At a single-chart level, that's useful for auditing. Scaled across hundreds of thousands of encounters, it becomes something more: an observation layer between the clinical language a provider uses and the financial language a payer needs.
That observation layer can be cut several ways:

Each layer is useful, but providers change their behavior most when feedback is specific to them, because not every provider has the same issues. That's where you can have a specific conversation: you down-coded a 99214 to a 99213 thirty-four times this year, here's the documentation pattern behind it, here's what it cost in RVUs.
What Changes When Autonomous Coding Is Running at Scale
Once autonomous coding produces a comprehensive observation layer, CDI has the foundation it's been missing. The most useful version of CDI feedback is provider-specific and tied to dollars. There's an art to clinical documentation feedback. In my experience, it works when it's:
- Clinically meaningful, not just financially relevant. Providers are focused on patient care, as they should be. Converting clinical language to financial language is not the physician’s mission.
- Complementary, even additive, to clinical practice. Not an arbitrary documentation burden tacked on.
- Specific and quantified. Instead of "document more completely," you can show a provider their down-coded encounters, the pattern behind each one, and what supporting the higher-level code would have meant in charges and RVUs across the year.
I’ve also seen organizations take coding off providers' plates entirely once they trust the system. And because every code traces back to the documentation that supports it, the revenue uplift is compliant revenue with a built-in audit trail.
Coding, the Data Layer, and Ending Fragmentation
For a long time, revenue cycle processes and departments have been fragmented, siloed from each other, and operating with incomplete data. You’ve got CDI sitting in one department, coding in another, and denial management elsewhere.
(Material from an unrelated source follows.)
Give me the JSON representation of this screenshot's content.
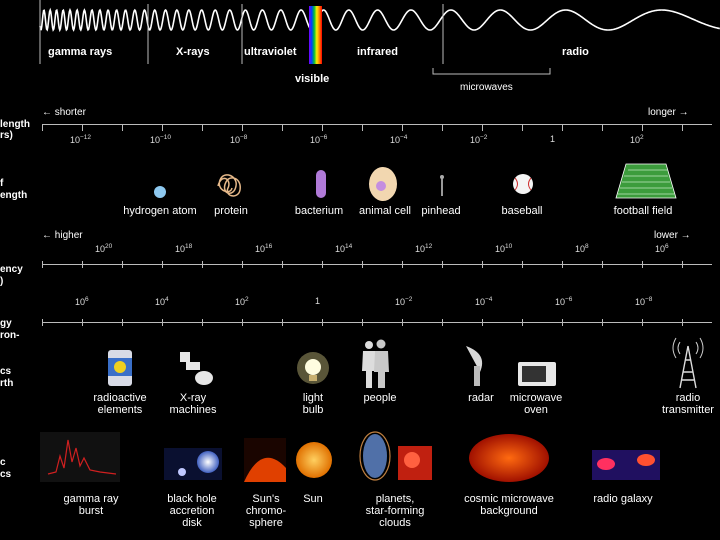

What's different now is that autonomous coding produces the data layer that integrates them. The cleaner the clinical insight at the point of care, the more smoothly everything downstream runs.
Coding, CDI, denial prevention, authorization, population health: all of it draws from the same underlying record. Clinical documentation stops being a supporting function for what comes later and becomes the foundation on which everything else is built.